Nach den bereits verhängten, aber auch nach den geplanten Sanktionen können gegen betroffene Personen Einreiseverbote in die USA verhängt werden. Etwaiger Besitz betroffener Personen oder Firmen in den Vereinigten Staaten kann eingefroren werden.

Der US-Regierungsvertreter betonte, Befürworter von Nord Stream 2 sollten sich keine Hoffnungen auf einen Regierungswechsel in Washington machen. Er verwies darauf, dass sowohl Peesa als auch Peesca parteiübergreifend unterstützt werden und verpflichtende Sanktionen vorsehen. "Das bedeutet, dass die Sanktionen unabhängig davon umgesetzt werden, wer im Oval Office sitzt."

Gegenwind zu dem Vorgehen in Washington gibt es aus der deutschen Politik. "Die Kraftmeierei und Sanktionsdrohungen von US-Regierungsvertretern sind im Ton und in der Sache vollkommen unangemessen", sagte der stellvertretende Vorsitzende der SPD-Bundestagsfraktion, Achim Post. "Über Deutschlands und Europas Energieversorgung wird nicht in Washington und auch nicht in Moskau entschieden, sondern in Berlin und Brüssel." Wichtig sei nun, möglichst frühzeitig mit der neuen US-Administration den Austausch zu suchen, um eine weitere Eskalation abzuwenden.

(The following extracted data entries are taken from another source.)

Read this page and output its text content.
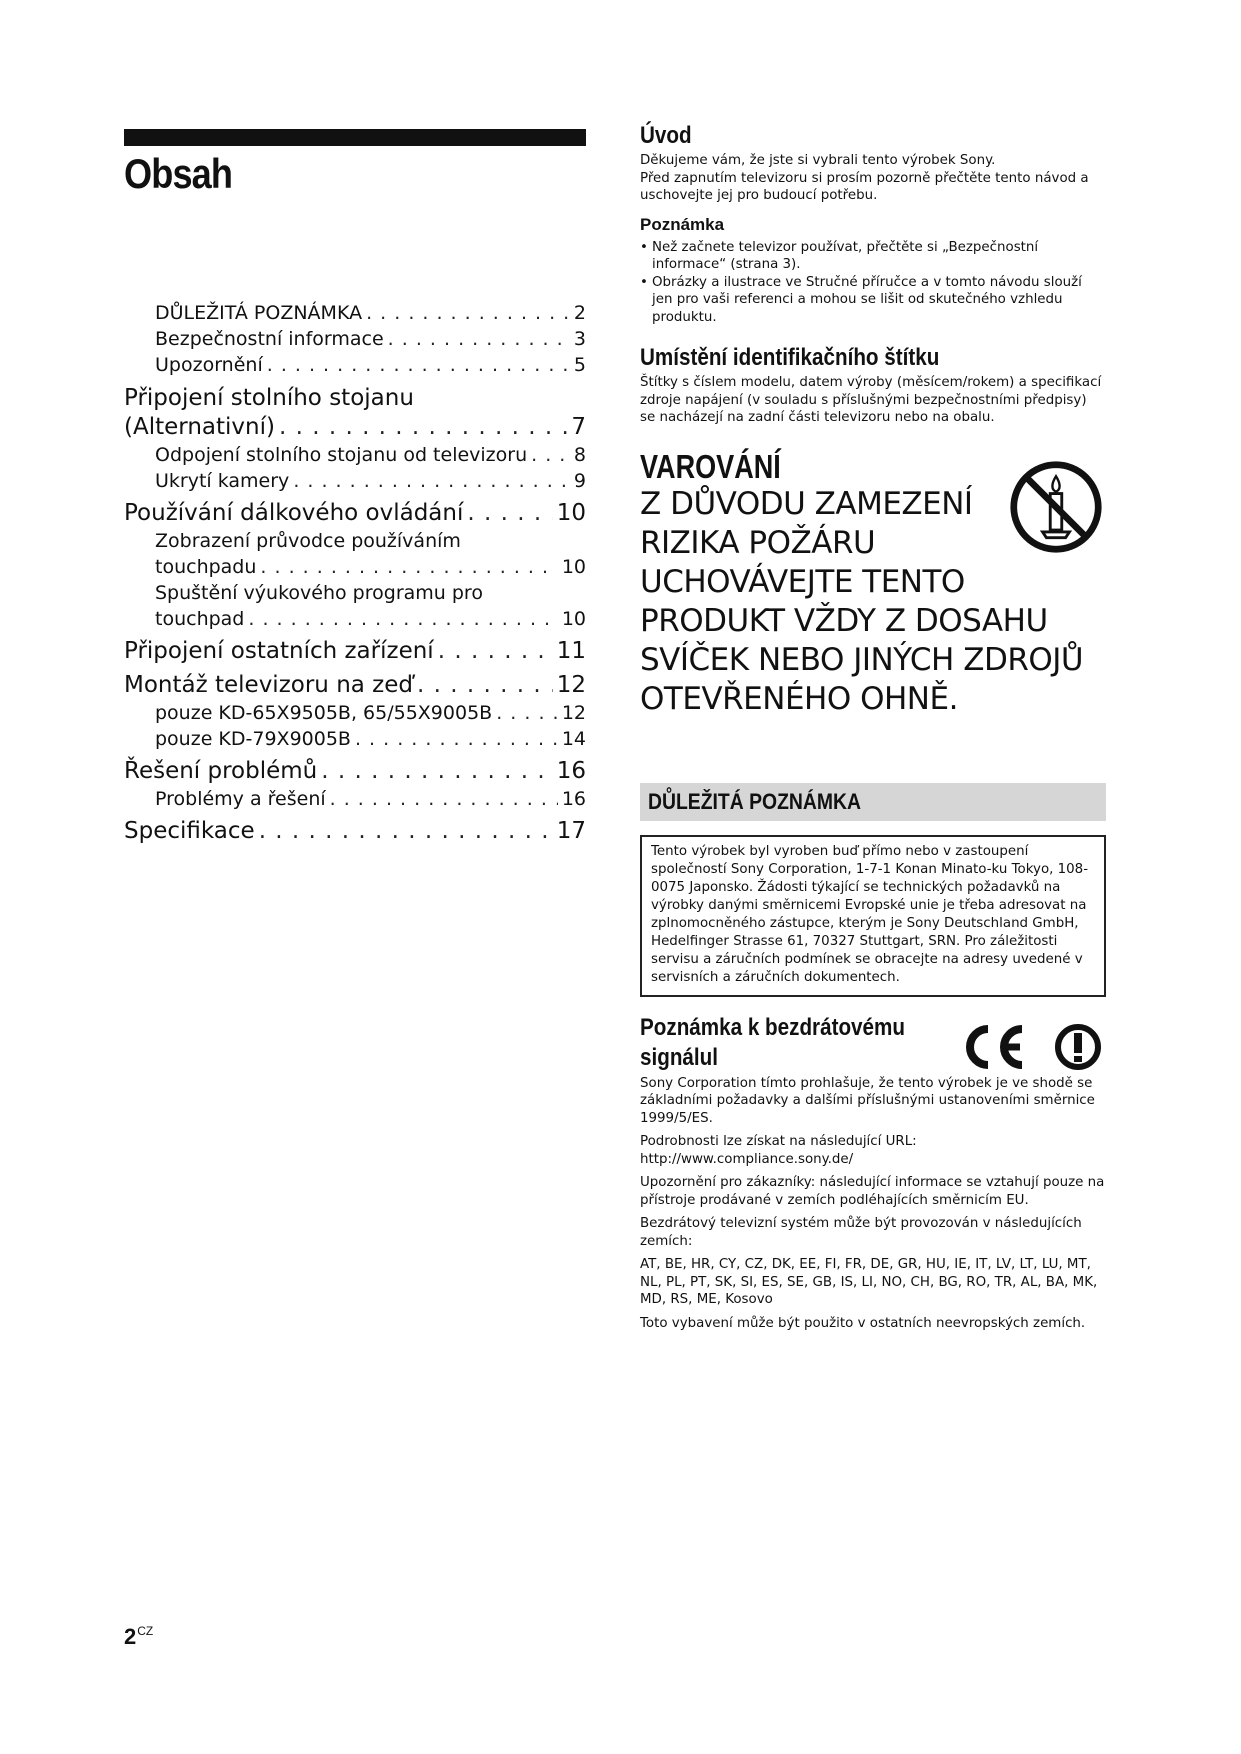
Obsah
DŮLEŽITÁ POZNÁMKA . . .	2
Bezpečnostní informace . . .	3
Upozornění . . .	5
Připojení stolního stojanu
(Alternativní) . . .	7
Odpojení stolního stojanu od televizoru . . . 8
Ukrytí kamery . . .	9
Používání dálkového ovládání . . .	10
Zobrazení průvodce používáním
touchpadu . . .	10
Spuštění výukového programu pro
touchpad . . .	10
Připojení ostatních zařízení . . .	11
Montáž televizoru na zeď . . .	12
pouze KD-65X9505B, 65/55X9005B . . .	12
pouze KD-79X9005B . . .	14
Řešení problémů . . .	16
Problémy a řešení . . .	16
Specifikace . . .	17
Úvod

Děkujeme vám, že jste si vybrali tento výrobek Sony.

Před zapnutím televizoru si prosím pozorně přečtěte tento návod a uschovejte jej pro budoucí potřebu.

Poznámka

• Než začnete televizor používat, přečtěte si „Bezpečnostní informace“ (strana 3).

• Obrázky a ilustrace ve Stručné příručce a v tomto návodu slouží jen pro vaši referenci a mohou se lišit od skutečného vzhledu produktu.

Umístění identifikačního štítku

Štítky s číslem modelu, datem výroby (měsícem/rokem) a specifikací zdroje napájení (v souladu s příslušnými bezpečnostními předpisy) se nacházejí na zadní části televizoru nebo na obalu.

VAROVÁNÍ
Z DŮVODU ZAMEZENÍ
RIZIKA POŽÁRU
UCHOVÁVEJTE TENTO
PRODUKT VŽDY Z DOSAHU
SVÍČEK NEBO JINÝCH ZDROJŮ
OTEVŘENÉHO OHNĚ.
DŮLEŽITÁ POZNÁMKA
Tento výrobek byl vyroben buď přímo nebo v zastoupení společností Sony Corporation, 1-7-1 Konan Minato-ku Tokyo, 108-0075 Japonsko. Žádosti týkající se technických požadavků na výrobky danými směrnicemi Evropské unie je třeba adresovat na zplnomocněného zástupce, kterým je Sony Deutschland GmbH, Hedelfinger Strasse 61, 70327 Stuttgart, SRN. Pro záležitosti servisu a záručních podmínek se obracejte na adresy uvedené v servisních a záručních dokumentech.
Poznámka k bezdrátovému
signálul

Sony Corporation tímto prohlašuje, že tento výrobek je ve shodě se základními požadavky a dalšími příslušnými ustanoveními směrnice 1999/5/ES.

Podrobnosti lze získat na následující URL: http://www.compliance.sony.de/

Upozornění pro zákazníky: následující informace se vztahují pouze na přístroje prodávané v zemích podléhajících směrnicím EU.

Bezdrátový televizní systém může být provozován v následujících zemích:

AT, BE, HR, CY, CZ, DK, EE, FI, FR, DE, GR, HU, IE, IT, LV, LT, LU, MT, NL, PL, PT, SK, SI, ES, SE, GB, IS, LI, NO, CH, BG, RO, TR, AL, BA, MK, MD, RS, ME, Kosovo

Toto vybavení může být použito v ostatních neevropských zemích.

$2^{CZ}$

Am 20. Januar wird der neue US-Präsident vereidigt. Nach der Wahl am 3. November war der Demokrat Joe Biden zum Sieger ausgerufen worden. Trump weigert sich bislang, seine Niederlage einzugestehen. Trump ist ein erbitterter Gegner von Nord Stream 2. Auch Biden steht dem Projekt kritisch gegenüber. Noch in seiner früheren Rolle als US-Vizepräsident unter Barack Obama hatte Biden die Pipeline "einen fundamental schlechten Deal für Europa" genannt.

Unabhängig vom Kongress dehnte die US-Regierung im vergangenen Juli das Caatsa-Sanktionsgesetz ("Countering America's Adversaries through Sanctions") auf Nord Stream 2 aus. Es ermöglicht dem US-Präsidenten "in Koordinierung mit Verbündeten der Vereinigten Staaten" Sanktionen gegen Personen oder Unternehmen, die in russische Pipelines investieren oder zu deren Bau, Modernisierung oder Reparatur beitragen. US-Außenminister Mike Pompeo sprach damals von einer deutlichen Warnung an Unternehmen, die Beihilfe zu Projekten leisteten, die Russlands "bösartigen Einfluss" ausdehnten.